The solubility test was performed in 100 mL of water at 37° C. using Vankel 100 ml vessel and paddle system at 200 rpm. The excessive specimens were loaded and appropriate aliquots were collected after 0.5, 1, 2, 4, and 8 hours, and the samples were analyzed by high performance liquid chromatography.

2. Results

As shown in Table 4, the solubility enhancement of Examples of this invention was higher compared to that of Comparative example 1 at an initial stage.
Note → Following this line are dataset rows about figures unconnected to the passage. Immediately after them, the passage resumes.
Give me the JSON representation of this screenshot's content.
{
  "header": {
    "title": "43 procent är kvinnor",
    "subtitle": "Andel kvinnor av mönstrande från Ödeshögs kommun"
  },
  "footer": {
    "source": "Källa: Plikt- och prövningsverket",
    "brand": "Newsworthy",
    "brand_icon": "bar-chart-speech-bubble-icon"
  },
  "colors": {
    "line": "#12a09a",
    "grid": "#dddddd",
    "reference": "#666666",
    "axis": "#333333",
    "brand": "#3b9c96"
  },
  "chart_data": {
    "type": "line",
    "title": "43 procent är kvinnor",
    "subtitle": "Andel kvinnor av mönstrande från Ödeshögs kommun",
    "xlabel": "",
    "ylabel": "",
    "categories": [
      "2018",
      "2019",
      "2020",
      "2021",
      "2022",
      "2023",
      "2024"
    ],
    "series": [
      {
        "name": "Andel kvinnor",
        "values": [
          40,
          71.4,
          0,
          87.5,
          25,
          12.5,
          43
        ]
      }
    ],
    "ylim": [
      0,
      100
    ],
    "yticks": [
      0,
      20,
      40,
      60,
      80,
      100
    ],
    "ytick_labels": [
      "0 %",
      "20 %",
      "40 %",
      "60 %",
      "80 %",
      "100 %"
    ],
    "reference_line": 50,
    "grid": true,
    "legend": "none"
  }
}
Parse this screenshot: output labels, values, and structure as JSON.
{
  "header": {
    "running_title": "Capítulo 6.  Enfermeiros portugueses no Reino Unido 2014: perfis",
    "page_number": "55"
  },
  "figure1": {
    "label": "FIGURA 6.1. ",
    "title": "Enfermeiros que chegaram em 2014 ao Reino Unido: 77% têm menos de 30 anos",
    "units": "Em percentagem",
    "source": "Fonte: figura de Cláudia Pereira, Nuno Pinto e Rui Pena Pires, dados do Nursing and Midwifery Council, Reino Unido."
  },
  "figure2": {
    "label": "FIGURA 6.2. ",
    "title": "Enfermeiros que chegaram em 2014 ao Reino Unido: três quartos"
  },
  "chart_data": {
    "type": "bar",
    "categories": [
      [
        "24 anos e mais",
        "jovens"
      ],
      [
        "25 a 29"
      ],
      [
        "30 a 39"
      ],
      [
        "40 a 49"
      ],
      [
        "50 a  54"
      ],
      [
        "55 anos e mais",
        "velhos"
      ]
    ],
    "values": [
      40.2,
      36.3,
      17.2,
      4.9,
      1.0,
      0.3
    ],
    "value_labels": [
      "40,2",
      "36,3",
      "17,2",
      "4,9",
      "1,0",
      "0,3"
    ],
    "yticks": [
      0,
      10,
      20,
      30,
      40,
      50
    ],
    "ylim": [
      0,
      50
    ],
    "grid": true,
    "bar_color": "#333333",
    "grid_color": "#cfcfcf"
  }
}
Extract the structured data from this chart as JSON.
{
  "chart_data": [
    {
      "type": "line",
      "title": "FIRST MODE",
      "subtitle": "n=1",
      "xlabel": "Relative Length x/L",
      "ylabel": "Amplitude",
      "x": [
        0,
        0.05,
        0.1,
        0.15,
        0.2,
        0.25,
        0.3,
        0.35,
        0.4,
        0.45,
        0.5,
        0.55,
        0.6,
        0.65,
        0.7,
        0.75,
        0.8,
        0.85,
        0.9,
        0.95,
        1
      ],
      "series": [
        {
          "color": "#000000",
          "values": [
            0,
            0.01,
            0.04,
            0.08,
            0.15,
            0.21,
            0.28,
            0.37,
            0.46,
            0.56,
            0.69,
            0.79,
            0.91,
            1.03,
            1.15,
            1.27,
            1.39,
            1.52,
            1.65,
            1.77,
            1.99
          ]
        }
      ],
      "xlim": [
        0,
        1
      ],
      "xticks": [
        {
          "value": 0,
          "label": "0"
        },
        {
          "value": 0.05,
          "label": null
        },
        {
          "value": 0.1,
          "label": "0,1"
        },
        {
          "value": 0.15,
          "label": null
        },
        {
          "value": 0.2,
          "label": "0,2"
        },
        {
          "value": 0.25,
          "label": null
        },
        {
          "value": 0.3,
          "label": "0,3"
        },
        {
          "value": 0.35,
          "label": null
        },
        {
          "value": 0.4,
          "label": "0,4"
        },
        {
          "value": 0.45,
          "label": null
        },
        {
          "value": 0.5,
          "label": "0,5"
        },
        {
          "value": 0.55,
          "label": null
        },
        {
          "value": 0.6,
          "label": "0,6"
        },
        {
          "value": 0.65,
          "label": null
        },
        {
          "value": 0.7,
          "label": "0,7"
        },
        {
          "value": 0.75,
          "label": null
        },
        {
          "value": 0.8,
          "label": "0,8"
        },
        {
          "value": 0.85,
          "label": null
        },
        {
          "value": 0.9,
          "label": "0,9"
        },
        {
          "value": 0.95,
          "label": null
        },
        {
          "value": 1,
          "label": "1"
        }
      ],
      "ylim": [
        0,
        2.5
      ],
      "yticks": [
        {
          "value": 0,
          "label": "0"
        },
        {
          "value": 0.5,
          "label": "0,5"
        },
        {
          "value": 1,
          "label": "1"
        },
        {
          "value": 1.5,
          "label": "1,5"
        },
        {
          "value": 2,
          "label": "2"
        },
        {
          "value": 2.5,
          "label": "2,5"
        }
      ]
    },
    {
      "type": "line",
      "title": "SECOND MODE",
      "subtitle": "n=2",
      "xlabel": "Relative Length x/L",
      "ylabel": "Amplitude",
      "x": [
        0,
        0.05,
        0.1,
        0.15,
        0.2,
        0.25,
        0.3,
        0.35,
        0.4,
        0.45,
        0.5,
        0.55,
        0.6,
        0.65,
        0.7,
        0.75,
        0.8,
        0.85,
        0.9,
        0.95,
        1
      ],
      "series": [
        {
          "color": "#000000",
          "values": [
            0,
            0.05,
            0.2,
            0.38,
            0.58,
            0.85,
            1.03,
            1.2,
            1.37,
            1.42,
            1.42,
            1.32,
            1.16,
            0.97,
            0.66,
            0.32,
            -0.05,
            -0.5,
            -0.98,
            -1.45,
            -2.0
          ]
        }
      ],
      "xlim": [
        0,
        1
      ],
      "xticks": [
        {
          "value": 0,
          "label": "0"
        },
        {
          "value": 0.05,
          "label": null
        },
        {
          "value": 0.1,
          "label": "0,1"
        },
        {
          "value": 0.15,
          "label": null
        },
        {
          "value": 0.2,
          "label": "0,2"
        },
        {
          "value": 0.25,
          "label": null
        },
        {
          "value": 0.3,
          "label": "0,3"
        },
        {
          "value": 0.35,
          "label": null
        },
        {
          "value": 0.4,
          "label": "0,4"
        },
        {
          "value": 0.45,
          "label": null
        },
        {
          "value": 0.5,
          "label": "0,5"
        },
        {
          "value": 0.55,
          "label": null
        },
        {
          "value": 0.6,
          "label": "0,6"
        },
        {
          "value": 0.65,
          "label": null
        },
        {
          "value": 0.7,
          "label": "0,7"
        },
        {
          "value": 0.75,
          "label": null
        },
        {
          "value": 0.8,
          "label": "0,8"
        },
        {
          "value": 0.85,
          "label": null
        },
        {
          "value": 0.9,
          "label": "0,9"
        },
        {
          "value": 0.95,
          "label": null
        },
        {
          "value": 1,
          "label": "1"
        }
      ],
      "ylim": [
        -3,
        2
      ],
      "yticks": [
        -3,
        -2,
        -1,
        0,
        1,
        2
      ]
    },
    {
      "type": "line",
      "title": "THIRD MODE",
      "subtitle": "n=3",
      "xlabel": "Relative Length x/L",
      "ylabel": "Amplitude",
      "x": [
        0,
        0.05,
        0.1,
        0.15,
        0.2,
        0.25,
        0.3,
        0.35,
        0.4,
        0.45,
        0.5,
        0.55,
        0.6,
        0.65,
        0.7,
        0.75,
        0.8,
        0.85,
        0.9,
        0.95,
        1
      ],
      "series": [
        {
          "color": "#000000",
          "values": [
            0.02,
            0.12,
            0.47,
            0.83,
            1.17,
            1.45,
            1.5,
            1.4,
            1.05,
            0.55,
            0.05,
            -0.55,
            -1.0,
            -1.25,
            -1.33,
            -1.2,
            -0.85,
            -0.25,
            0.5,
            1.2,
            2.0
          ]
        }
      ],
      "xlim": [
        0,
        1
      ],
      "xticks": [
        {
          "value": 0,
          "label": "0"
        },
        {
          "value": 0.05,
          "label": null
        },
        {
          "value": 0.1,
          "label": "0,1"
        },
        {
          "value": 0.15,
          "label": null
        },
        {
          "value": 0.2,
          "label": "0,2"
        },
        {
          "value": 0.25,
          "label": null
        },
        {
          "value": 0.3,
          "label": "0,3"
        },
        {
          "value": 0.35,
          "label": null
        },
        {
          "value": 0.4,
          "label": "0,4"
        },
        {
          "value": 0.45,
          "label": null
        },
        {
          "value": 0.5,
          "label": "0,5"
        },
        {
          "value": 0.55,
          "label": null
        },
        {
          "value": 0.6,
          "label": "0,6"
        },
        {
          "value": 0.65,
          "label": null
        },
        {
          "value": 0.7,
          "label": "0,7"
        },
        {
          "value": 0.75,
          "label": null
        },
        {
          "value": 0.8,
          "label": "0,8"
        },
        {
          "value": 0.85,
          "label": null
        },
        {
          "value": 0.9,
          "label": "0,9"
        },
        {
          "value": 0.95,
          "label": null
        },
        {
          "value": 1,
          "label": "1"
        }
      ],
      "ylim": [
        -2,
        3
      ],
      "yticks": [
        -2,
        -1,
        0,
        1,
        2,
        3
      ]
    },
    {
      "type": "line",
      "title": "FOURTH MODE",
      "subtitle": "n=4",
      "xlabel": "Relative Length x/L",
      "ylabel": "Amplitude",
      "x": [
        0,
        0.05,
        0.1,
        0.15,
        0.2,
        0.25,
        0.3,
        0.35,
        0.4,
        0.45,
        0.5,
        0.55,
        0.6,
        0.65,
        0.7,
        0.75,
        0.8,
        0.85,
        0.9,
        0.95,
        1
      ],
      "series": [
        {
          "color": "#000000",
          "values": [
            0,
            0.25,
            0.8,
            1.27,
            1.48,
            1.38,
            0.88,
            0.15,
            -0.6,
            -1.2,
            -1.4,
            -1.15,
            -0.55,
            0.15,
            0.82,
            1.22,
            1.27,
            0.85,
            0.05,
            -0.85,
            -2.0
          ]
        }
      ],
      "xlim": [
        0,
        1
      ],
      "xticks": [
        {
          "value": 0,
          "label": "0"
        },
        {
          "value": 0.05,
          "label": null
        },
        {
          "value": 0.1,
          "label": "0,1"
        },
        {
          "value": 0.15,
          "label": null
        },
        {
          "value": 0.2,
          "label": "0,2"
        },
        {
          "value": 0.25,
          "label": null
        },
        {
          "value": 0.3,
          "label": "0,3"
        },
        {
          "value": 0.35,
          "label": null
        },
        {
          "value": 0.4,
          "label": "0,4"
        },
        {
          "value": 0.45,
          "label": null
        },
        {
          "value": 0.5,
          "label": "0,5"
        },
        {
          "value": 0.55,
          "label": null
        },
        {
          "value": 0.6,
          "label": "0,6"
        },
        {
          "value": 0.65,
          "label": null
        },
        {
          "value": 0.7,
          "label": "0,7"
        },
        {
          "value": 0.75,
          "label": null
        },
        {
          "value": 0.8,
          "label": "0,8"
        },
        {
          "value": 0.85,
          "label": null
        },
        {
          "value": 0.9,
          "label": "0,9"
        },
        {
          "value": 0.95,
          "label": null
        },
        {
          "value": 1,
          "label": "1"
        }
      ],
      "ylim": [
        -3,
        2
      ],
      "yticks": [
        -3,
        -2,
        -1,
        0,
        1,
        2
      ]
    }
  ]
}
The solubility of tacrolimus of the Comparative example 1 was drastically reduced after 2 hours. On the other hand, that of Examples of this invention showed a constant solubility lasted up to at least 4 hours. (FIGS. 1, 2)

TABLE 4
Solubility of tacrolimus (μg/mL, mean ± SD)
	Time (hr)
	0.5	1	2	4	8
Control	0.00 ± 0.00	0.28 ± 0.05	0.68 ± 0.02	0.74 ± 0.01	0.96 ± 0.05
Comparative	38.52 ± 0.13	47.57 ± 0.94	50.00 ± 0.62	27.72 ± 6.19	6.23 ± 0.23
Example 1
Example 1	50.26 ± 1.59	50.48 ± 1.37	51.31 ± 0.87	52.67 ± 0.58	49.20 ± 0.45
Example 2	54.23 ± 0.37	55.16 ± 0.27	55.92 ± 0.96	57.21 ± 0.60	53.83 ± 0.29
Example 4	43.76 ± 0.65	43.24 ± 0.36	43.44 ± 0.26	43.57 ± 0.57	12.35 ± 0.10
Example 5	46.36 ± 0.31	47.91 ± 0.71	47.42 ± 2.38	46.17 ± 0.31	41.81 ± 0.07
Example 6	25.87 ± 0.24	29.34 ± 0.64	29.66 ± 0.91	28.16 ± 2.23	9.19 ± 0.26

Claims

1. A rapidly soluble tacrolimus solid dispersion formulation comprising tacrolimus and enteric polymer, wherein the weight ratio of tacrolimus and the enteric polymer is in the range of 1:0.8˜1.2, and the latter is selected from the group consisting of hydroxypropylmethylcellulose phthalate, enteric acrylate copolymer, hydroxypropylmethylcellulose acetate succinate or carboxymethylethylcellulose.